We used to have a couple of peach trees in the back. They never produced, so we cut them down and saved the wood for smoking. Mixed it in with the hickory and pecan for Boston Butts. Good stuff.
"Is this how time normally passes? Really slowly, in the right order?"

Eric

#46
I installed one of the Weber Smokey Mountain Eyelets. It's funny what we men (people?) get excited about, because I was ecstatic.  It was a five-minute installation, and both probes from my Maverick thermometer do indeed fit through one at a time. No need to install the second one at all, though could be nice if I end up running two separate thermometers for different meats.

I thought we'd try some beer can chicken on the smoker.  Suggestions online ranged from the "low and slow" of 225°F to closer to 300.  Apparently though chicken doesn't need to be low-and-slow to be juicy.  I wanted to try 275°F, but it seems my smoker wanted to level at about 245-250 and nuthin' I did would raise or lower it. 

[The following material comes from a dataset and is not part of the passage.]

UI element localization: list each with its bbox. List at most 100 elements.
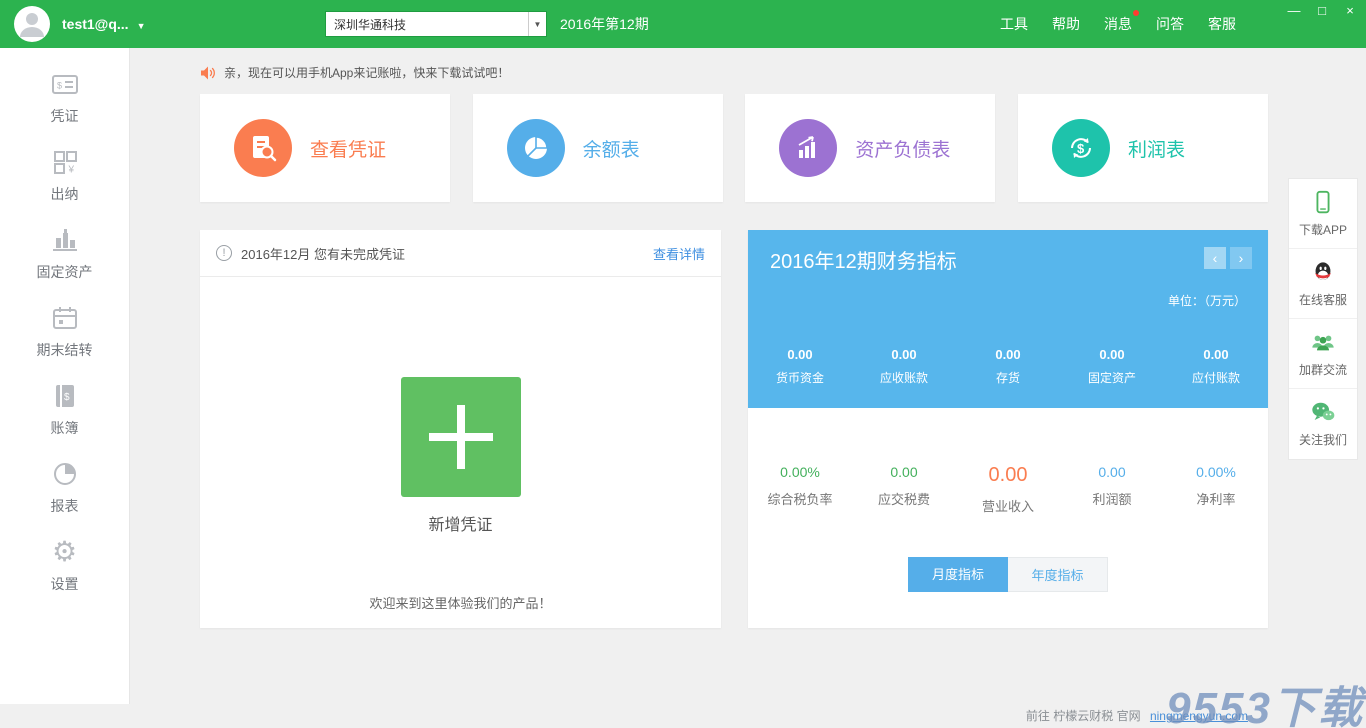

Rubbed the chicken about an hour before using low-sodium Old Bay only (trying something lower-sodium since her mom is coming out in a few weeks and needs to wary of her sodium intake).  Pearl stuffed some fresh oregano under the skin of the chicken's breast as well as a little Old Bay. 
The beer recipe was 1/2 a beer, some minced garlic and about a quarter of a sweet onion (more or less).  Instead of a beer can, we used a roaster pan like the one in the attached picture.

She quartered some red potatoes and lathered them in butter and minced garlic. I originally was going to put the rest of the veggies on about an hour before estimated time it would be done, but on the spur-of-the-moment decided to chunk-up a yellow pepper and half of the onion and put them in there. Because I was getting lazy, I put some olive oil on them instead of the butter.

Put the chicken on its rest, and the veggies all around the bottom. When the smoker was close to 300, I put the whole thing in, and threw three chunks of apple wood on the coals. That was almost three hours ago, and I'm about to take it off the smoker and let it rest about fifteen minutes before chowing down.  Breast temp will be about 170 and will rise in the resting period, hopefully to 175. 

Pearl has pics of the before, and will take some of the after. This is a new experiment for both of us.

On edit:

The bird looks great, but I probably should have waited on the onions and peppers.  The potatoes seem to be a bit undercooked.
My Maverick thermometer read 175 and a separate meat thermometer said close to the same range, but when I brought it in and tried a little shallower, it read lower... so I've got it in the oven to finish 'er off just to be certain.  Taters may be in even longer. :D

Edit #2: 

The chicken was really good, but the potatoes needed more time or just smaller slices.  The onions were surprisingly tasty.  The yellow peppers were "okay".
Next time, I'll probably only do the chicken in the smoker.

Spooky

My mouth is watery after reading that.
And I'm thinking you weren't burdened with an overabundance of schooling.

Eric

Pictures.  I had added whole mushroom caps in the tin foil, sauted with Robesto Italian dressing about halfway through the cook.  Sara couldn't get enough of those last night.  If I do veggies (other than 'taters) again, I'll go back to putting them on later and definitely after the smoke wood is burned-up. 






TinkTanker

Do y'all get Vidalia onions up in your neck of the woods? Sooooo good grilled with a little butter or olive oil. Once they start caramelizing they taste so sweet. You really have to grill them though to get the caramelizing going.
"Is this how time normally passes? Really slowly, in the right order?"